Nonostante il suo nome originale, Tutto quello che non ti ho ancora dettocambiato per quello definitivo Aggiungi il resto (punto), il contenuto della mostra che Paco Mármol inaugurato il 3 maggio presso lo Spazio della Cultura Contemporanea (ECCO) Non è cambiato minimamente. E, anche se potrebbe essere l’ultima mostra nella galleria dell’artista di Cadice (almeno fino a quando non saranno soddisfatte condizioni dignitose per gli artisti), l’obiettivo è sempre stato quello di mostrare gli ultimi progetti che non si erano potuti vedere in questi anni in la tua città, Rottame, Templum E Balsami.

Tre campioni supportati da vocazione animalesca ed ecologica del creatore ma con le loro diverse specifiche. Rottamerealizzato tra il 2018-2019 ed esposto nel 2020, si interroga “il nostro attuale modello di consumocomprare, buttare via, ricomprare” e ciò si riflette in una serie di disegni, a matita blu, di automobili e oggetti in uno stato di spazzatura che riflettono sia il passare del tempo sia “come “Quello oggi è spazzatura, ieri era l’ultimo modello.”

Templum è un “tributo personale all’amore canino” dove Mármol, che si trasformò con l’arrivo di Flippo alla sua vita, traccia un sillogismo attraverso la somiglianza tra le parole inglesi dog e god (cane e dio) per concludere che “se i cani sono dei, e io sto disegnando cani, allora il luogo in cui queste opere sono esposte è un tempio. “.

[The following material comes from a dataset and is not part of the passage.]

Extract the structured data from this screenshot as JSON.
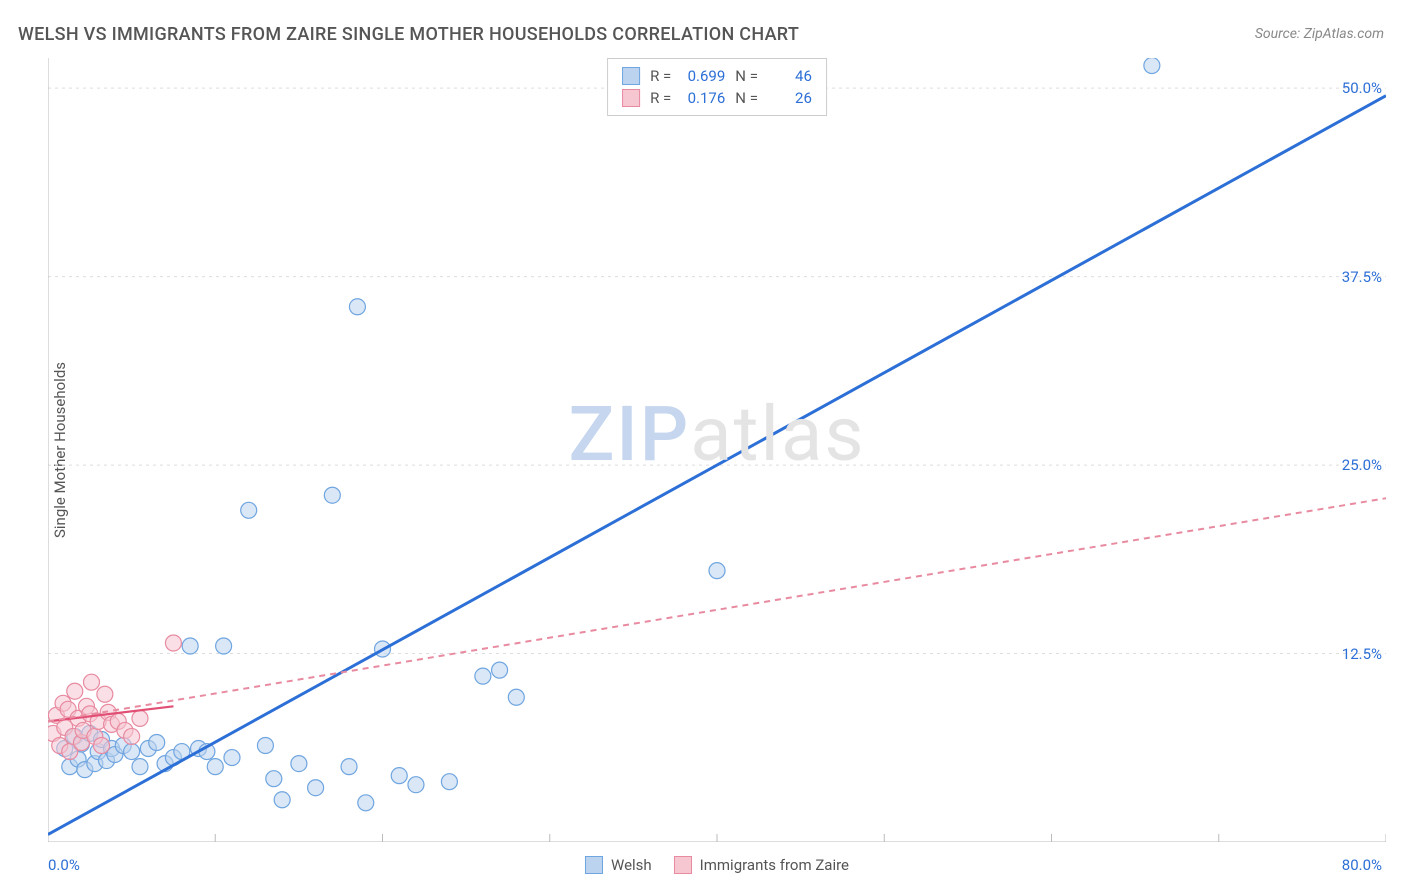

Finalmente, Balsamiprogetto ancora in fase di sviluppo, è profondamente segnato dalla lettura di Il potere della dolcezza, del filosofo britannico Simon May. “Là si afferma che il sistema, affinché non ci rendiamo conto della durezza della vita, ha il compito di circondarci di cose carine e morbide, come una strategia di consumoche è ciò che conta”, spiega l’artista che materializza questa idea disegnando una serie di elementi apparentemente dolci (peluche, giocattoli) ma che da questa prospettiva hanno ancora un lato perverso.